Screening collapses the result to two outcomes, but diagnostic interpretation uses three: present and within the normal amplitude range; present but abnormal — meeting the signal-to-noise criterion yet below the normative range; and absent. The middle category carries real information about early or partial outer hair cell dysfunction that a pass/refer screen discards entirely. Diagnostic reading should always be frequency-specific and compared against appropriate, ideally age-matched, normative data[10].

Three rules to carry

First, a refer is not a diagnosis — exclude debris, seal, noise, and middle ear before the cochlea. Second, a pass is not a clean bill of hearing — it cannot exclude auditory neuropathy or a loss milder than the test's floor. Third, interpret the OAE inside a battery — tympanometry and ABR are not optional extras but the cross-checks that make the OAE safe to act on[12].

The 1-3-6 benchmark

Otoacoustic emissions found their largest role here: screening the hearing of newborn babies. The test is quick, needs no response from the baby, and can be done while the infant sleeps — which is why OAE screening has been adopted for newborns across most of the world.

The reason it matters is timing. A baby whose hearing loss is found and treated early develops markedly better language than one identified late. Screening exists to close that gap — to catch hearing loss in the first weeks of life rather than the first years[13].

Early hearing detection and intervention programmes are organised around three deadlines, known together as 1-3-6.

The two-stage screen

Screening is not a single test but a pathway. An initial screen is performed — often only after the first 12 hours of life, so birth fluid and debris can clear the ear canal. A baby who does not pass is rescreened rather than immediately labelled. Only a baby who fails the rescreen is referred onward for full diagnostic assessment.

Two principles govern the pathway. A true pass requires both ears to pass within the same session — a one-ear pass is not a pass. And rescreening is deliberately limited: excessive re-testing raises the chance of wrongly passing a baby who does have hearing loss, so a persistent refer should move to diagnostic audiology, not into another round of screening.

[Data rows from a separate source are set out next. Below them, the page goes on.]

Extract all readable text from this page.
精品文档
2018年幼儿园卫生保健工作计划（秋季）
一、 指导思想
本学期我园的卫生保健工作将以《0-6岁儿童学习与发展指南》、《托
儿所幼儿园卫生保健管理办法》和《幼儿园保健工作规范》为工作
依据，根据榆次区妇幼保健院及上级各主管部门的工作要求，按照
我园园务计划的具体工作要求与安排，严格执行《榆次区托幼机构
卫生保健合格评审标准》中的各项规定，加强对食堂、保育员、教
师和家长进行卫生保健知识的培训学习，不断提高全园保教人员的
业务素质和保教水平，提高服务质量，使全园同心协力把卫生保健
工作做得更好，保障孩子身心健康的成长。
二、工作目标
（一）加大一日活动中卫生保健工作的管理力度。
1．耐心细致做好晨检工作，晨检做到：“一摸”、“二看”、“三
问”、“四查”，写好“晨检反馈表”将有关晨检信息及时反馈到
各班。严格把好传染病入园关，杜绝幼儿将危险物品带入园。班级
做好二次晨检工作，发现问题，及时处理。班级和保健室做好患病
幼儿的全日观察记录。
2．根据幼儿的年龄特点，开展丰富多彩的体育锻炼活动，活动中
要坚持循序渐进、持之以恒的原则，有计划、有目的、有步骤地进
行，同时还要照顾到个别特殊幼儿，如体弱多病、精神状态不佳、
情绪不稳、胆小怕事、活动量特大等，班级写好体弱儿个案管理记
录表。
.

Programmes aim to keep the refer rate low — commonly a target below about 4% — because every false refer means an anxious family and an unnecessary appointment[13].

OAE or automated ABR?

Two technologies screen newborns: OAE and automated auditory brainstem response (AABR). They test different parts of the pathway, and the difference is decisive. The OAE response is generated by the outer hair cells before the signal reaches the eighth nerve — a pre-neural response. AABR follows the signal onward along the nerve to the brainstem[13].

This is why an OAE-only screen has a blind spot. An infant with auditory neuropathy spectrum disorder has working outer hair cells and so passes an OAE screen — while AABR, which tests the neural pathway, correctly refers. An infant with ANSD screened by OAE alone is passed and lost to follow-up.

Why the NICU rule exists

Infants cared for in a neonatal intensive care unit are at substantially higher risk of neural hearing loss, including ANSD. For that reason many programmes mandate AABR — not OAE — as the screening method for NICU infants. The OAE simply cannot evaluate the auditory nerve or brainstem, so in the population most likely to have a neural lesion it is the wrong tool. A refer on an AABR screen should also not be “rescreened” with an OAE, since that would substitute a test that cannot see the suspected problem[13].

The combined approach

The strongest protocols use both tests rather than choosing between them — an application of the cross-check principle to screening. OAE screening is efficient and effective for detecting the cochlear and transient middle-ear losses common in well babies; AABR adds coverage of the neural pathway. Combining them lowers the false-refer rate and ensures auditory neuropathy is not missed[12].

Whichever protocol is used, screening is only the first step. A baby referred from screening still needs a full diagnostic evaluation — the screen says “look closer here”, not “this is the diagnosis”.